Finirà in Tribunale la terza tornata elettorale in Sardegna del Presidente del Consiglio Silvio Berlusconi
CAGLIARI - Finirà, con tutta probabilità, nelle aule del Tribunale la terza tornata elettorale in Sardegna del Presidente del Consiglio Silvio Berlusconi. Durante un comizio a Tempio infatti, il Premier avrebbe parlato dell'appalto contestato sulla pubblicità elettorale, dicendo "un appalto da 60 milioni di euro per la pubblicità e lui, Soru, contestualmente, si è fatto dare 30 milioni per la sua società". Frase ripresa dal quotidino "La Nuova" e per la quale l'ex Governatore quelererà Berlusconi.
Frase che Soru ha dichiarato intollerabile e lesiva della sua dignità personale in quanto del tutto mendace e falsa.
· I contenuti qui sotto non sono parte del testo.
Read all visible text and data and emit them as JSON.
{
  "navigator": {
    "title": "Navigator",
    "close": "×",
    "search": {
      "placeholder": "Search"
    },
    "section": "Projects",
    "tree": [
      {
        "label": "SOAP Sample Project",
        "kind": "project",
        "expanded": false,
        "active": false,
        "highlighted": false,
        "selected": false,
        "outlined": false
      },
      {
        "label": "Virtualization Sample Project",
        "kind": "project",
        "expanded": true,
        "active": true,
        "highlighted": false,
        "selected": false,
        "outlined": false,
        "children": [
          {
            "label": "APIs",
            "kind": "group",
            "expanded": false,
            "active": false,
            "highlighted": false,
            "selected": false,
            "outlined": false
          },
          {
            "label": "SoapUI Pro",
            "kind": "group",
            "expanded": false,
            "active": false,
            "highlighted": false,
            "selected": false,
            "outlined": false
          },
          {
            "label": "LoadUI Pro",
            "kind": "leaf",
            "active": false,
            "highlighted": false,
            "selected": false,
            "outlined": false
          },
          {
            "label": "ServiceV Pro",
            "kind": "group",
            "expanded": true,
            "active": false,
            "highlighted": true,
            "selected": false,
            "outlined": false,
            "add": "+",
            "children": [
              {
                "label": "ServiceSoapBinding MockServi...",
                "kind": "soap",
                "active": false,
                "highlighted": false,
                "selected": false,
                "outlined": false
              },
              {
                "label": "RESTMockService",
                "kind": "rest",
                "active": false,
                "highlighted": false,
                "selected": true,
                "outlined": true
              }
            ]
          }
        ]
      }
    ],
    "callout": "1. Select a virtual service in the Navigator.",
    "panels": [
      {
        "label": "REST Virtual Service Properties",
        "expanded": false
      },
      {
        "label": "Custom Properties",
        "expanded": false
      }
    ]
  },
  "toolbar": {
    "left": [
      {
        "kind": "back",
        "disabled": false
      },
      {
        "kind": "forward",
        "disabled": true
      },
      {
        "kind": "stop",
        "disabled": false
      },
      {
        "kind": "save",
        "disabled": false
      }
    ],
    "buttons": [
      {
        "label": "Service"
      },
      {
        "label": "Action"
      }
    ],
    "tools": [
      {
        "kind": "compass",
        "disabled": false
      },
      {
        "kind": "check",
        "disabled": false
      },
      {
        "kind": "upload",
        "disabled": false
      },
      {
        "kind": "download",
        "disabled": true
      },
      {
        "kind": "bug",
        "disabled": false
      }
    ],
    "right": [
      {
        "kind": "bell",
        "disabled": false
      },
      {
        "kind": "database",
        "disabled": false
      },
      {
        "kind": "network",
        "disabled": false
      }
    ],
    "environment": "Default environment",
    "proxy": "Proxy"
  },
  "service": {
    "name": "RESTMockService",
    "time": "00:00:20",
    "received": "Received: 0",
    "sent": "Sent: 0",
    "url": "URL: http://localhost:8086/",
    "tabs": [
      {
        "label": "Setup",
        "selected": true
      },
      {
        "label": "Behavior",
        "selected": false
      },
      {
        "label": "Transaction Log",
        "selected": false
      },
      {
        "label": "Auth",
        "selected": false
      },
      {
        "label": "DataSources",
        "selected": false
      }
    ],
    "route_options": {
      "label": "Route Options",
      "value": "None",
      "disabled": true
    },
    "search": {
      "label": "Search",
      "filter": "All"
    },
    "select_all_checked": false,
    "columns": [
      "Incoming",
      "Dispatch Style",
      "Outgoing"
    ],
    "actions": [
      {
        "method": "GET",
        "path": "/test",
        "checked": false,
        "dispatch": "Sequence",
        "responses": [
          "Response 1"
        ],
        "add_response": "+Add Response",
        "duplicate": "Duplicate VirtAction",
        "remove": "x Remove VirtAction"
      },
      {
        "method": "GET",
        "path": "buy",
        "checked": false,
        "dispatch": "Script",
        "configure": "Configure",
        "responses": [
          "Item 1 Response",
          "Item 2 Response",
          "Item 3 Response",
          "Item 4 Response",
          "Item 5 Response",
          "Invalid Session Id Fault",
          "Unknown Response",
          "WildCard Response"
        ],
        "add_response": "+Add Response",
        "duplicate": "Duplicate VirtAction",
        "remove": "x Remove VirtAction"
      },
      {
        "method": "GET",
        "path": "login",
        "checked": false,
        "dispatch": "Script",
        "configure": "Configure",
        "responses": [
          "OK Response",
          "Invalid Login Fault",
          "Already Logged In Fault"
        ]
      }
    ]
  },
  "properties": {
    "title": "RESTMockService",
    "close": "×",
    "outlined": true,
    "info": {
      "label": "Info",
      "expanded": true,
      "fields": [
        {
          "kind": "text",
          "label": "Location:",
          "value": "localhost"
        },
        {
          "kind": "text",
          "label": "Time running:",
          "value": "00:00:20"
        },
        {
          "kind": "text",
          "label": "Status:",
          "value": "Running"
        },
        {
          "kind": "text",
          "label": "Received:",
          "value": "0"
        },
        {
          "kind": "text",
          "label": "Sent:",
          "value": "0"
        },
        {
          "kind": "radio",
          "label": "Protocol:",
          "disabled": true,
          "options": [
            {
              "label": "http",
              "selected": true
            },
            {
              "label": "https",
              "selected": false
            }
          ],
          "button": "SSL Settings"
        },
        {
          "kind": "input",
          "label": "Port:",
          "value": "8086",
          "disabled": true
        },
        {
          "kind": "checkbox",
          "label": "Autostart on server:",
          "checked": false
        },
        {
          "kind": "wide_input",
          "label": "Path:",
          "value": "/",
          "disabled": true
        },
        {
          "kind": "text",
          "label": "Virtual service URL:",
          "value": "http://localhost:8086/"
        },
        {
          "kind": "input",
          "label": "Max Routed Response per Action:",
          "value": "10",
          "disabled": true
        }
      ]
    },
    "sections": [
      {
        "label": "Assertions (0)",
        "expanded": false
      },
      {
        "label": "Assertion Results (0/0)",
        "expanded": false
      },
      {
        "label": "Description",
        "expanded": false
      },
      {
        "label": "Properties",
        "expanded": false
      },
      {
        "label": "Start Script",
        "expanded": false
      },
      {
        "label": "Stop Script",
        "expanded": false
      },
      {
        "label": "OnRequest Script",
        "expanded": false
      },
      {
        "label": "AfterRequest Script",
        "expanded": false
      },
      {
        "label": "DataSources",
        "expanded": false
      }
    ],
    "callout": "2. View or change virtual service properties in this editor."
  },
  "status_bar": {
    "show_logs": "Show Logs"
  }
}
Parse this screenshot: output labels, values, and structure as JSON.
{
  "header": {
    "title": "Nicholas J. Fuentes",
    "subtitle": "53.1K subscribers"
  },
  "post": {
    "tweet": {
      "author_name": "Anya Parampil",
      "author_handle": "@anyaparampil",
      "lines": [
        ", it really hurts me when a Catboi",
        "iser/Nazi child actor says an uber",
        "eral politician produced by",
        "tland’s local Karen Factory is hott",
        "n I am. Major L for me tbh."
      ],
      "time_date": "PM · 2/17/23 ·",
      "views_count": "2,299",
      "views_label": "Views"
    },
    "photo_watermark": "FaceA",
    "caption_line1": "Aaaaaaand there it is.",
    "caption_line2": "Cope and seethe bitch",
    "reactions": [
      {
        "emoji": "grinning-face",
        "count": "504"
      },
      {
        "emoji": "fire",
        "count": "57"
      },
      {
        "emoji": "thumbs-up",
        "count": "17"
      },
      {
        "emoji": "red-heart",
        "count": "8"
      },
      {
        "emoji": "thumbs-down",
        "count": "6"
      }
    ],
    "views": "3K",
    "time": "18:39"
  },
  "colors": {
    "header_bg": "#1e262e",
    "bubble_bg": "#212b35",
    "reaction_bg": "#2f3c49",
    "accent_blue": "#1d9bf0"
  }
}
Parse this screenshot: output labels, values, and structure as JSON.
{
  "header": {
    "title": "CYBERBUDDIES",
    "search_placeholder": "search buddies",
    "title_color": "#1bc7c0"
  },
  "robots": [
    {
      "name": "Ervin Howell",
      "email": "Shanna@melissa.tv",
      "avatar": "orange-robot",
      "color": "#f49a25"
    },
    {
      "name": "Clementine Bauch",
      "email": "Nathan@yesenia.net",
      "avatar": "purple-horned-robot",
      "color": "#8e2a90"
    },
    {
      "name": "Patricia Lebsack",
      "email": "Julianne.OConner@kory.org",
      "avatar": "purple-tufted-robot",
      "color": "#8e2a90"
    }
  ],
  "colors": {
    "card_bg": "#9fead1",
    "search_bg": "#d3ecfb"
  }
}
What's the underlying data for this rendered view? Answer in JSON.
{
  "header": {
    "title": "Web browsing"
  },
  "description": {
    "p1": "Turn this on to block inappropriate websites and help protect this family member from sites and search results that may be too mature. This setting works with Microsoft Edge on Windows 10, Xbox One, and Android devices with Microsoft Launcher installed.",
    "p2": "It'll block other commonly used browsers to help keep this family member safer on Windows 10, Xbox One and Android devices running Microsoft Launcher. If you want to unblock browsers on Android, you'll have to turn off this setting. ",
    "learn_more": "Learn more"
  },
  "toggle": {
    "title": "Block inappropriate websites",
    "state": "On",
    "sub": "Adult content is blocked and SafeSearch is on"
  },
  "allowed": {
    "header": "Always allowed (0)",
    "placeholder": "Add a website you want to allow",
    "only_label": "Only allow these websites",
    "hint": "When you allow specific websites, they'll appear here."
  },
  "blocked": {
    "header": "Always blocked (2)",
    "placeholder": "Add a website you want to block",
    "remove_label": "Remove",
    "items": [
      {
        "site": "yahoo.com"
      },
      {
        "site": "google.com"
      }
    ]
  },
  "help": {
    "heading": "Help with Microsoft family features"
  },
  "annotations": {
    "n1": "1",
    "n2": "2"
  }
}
E' stato lo stesso Soru a precisare che lunedì mattina si recherà presso la Procura della Repubblica di Cagliari per presentare una denuncia per calunnia.
Il fatto in questione ruota intorno alle presunte pressioni che sarebbero state esercitate per assegnare la gara di gestione triennale (per circa 60 milioni di euro) della pubblicità istituzionale della Regione alla società Saatchi & Saatchi, e per il quale lo stesso Soru si è sempre dichiarato estraneo.